Just as tools of the trade maketh a man, each musical instrument with its unique sound texture is the very key to the song.
But as with the clash of civilization, there is also a conflict of the old and new — with maestros defending the ancient and the new generation adoring the modern.
Like the old Khmer saying, “If culture dies, so does the nation.
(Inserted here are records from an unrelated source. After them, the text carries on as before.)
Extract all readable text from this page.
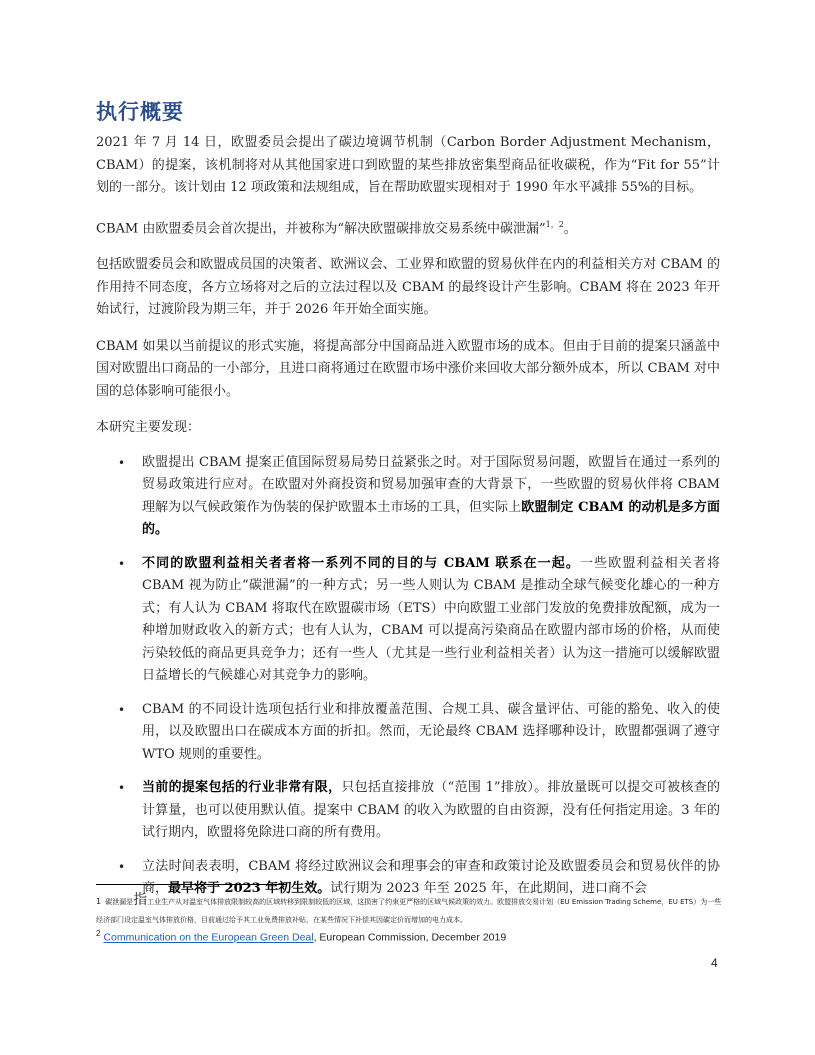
执行概要

2021 年 7 月 14 日，欧盟委员会提出了碳边境调节机制（Carbon Border Adjustment Mechanism，CBAM）的提案，该机制将对从其他国家进口到欧盟的某些排放密集型商品征收碳税，作为“Fit for 55”计划的一部分。该计划由 12 项政策和法规组成，旨在帮助欧盟实现相对于 1990 年水平减排 55%的目标。

CBAM 由欧盟委员会首次提出，并被称为“解决欧盟碳排放交易系统中碳泄漏”$^{1,2}$。

包括欧盟委员会和欧盟成员国的决策者、欧洲议会、工业界和欧盟的贸易伙伴在内的利益相关方对 CBAM 的作用持不同态度，各方立场将对之后的立法过程以及 CBAM 的最终设计产生影响。CBAM 将在 2023 年开始试行，过渡阶段为期三年，并于 2026 年开始全面实施。

CBAM 如果以当前提议的形式实施，将提高部分中国商品进入欧盟市场的成本。但由于目前的提案只涵盖中国对欧盟出口商品的一小部分，且进口商将通过在欧盟市场中涨价来回收大部分额外成本，所以 CBAM 对中国的总体影响可能很小。

本研究主要发现：

• 欧盟提出 CBAM 提案正值国际贸易局势日益紧张之时。对于国际贸易问题，欧盟旨在通过一系列的贸易政策进行应对。在欧盟对外商投资和贸易加强审查的大背景下，一些欧盟的贸易伙伴将 CBAM 理解为以气候政策作为伪装的保护欧盟本土市场的工具，但实际上欧盟制定 CBAM 的动机是多方面的。
• 不同的欧盟利益相关者者将一系列不同的目的与 CBAM 联系在一起。一些欧盟利益相关者将 CBAM 视为防止“碳泄漏”的一种方式；另一些人则认为 CBAM 是推动全球气候变化雄心的一种方式；有人认为 CBAM 将取代在欧盟碳市场（ETS）中向欧盟工业部门发放的免费排放配额，成为一种增加财政收入的新方式；也有人认为，CBAM 可以提高污染商品在欧盟内部市场的价格，从而使污染较低的商品更具竞争力；还有一些人（尤其是一些行业利益相关者）认为这一措施可以缓解欧盟日益增长的气候雄心对其竞争力的影响。
• CBAM 的不同设计选项包括行业和排放覆盖范围、合规工具、碳含量评估、可能的豁免、收入的使用，以及欧盟出口在碳成本方面的折扣。然而，无论最终 CBAM 选择哪种设计，欧盟都强调了遵守 WTO 规则的重要性。
• 当前的提案包括的行业非常有限，只包括直接排放（“范围 1”排放）。排放量既可以提交可被核查的计算量，也可以使用默认值。提案中 CBAM 的收入为欧盟的自由资源，没有任何指定用途。3 年的试行期内，欧盟将免除进口商的所有费用。
• 立法时间表表明，CBAM 将经过欧洲议会和理事会的审查和政策讨论及欧盟委员会和贸易伙伴的协商，最早将于 2023 年初生效。试行期为 2023 年至 2025 年，在此期间，进口商不会
1 碳泄漏是指工业生产从对温室气体排放限制较高的区域转移到限制较低的区域，这损害了约束更严格的区域气候政策的效力。欧盟排放交易计划（EU Emission Trading Scheme，EU ETS）为一些经济部门设定温室气体排放价格，目前通过给予其工业免费排放补贴，在某些情况下补偿其因碳定价而增加的电力成本。
$^2$ Communication on the European Green Deal, European Commission, December 2019
4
And if culture is splendid, so is the nation”.
Today, some ancient traditional instruments such as: tro (two-string guitar); khsae muoy
(one-string guitar); chapey (3-string long neck guitar); and harp are rarely seen in public performances.
Getting young people to feel hot about discovering ancient musical instruments, looks like the major task for veterans working on how to preserve Khmer culture.
Speaking at a programme entitled “Youth Spirit and Khmer Culture” last weekend, Sambo Manara, whom the Kingdom knows as the man behind preservation of Khmer culture, said: “It’s been many centuries that our ancestors tried to keep the culture and tradition alive. None of us wants to lose our identity.”
A professor of History and Khmer Studies at Pannasastra University of Cambodia, Mr Manara acknowledges that every Cambodian national naturally aims to preserve the culture. And the difficulty lies in keeping the culture vibrant, with the right method.
He said a love for the culture is not enough. The player has be pro-active: first learn, then share the knowledge. Mr Manara added that there are actually many experts in the country eager to introduce traditional musical instruments to Gen Y and younger. But the key is HOW.
Also, due to developments in the music industry, ancient instruments are being replaced with the new trend of equipment. This evolution, partly blamed for eroding the popularity, could in fact find a compromise in FUSION.
A possible answer could be the fusion of old and new instruments in a song, to attract youngsters.
To illustrate, making the video rounds was a girl playing a popular western song on a zither. The Chinese zither is 2,500 years old. But once she had ‘mastered’ the zither, this Asian girl went viral with ‘Smoke on the Water’’, a Deep Purple hit from the 60s (see vid link: bit.ly/30QUeVq and bit.ly/2y2Z4Ci for fusion of German jazz with guitar, sax, double bass and drums with Khmer flute and two-string violin).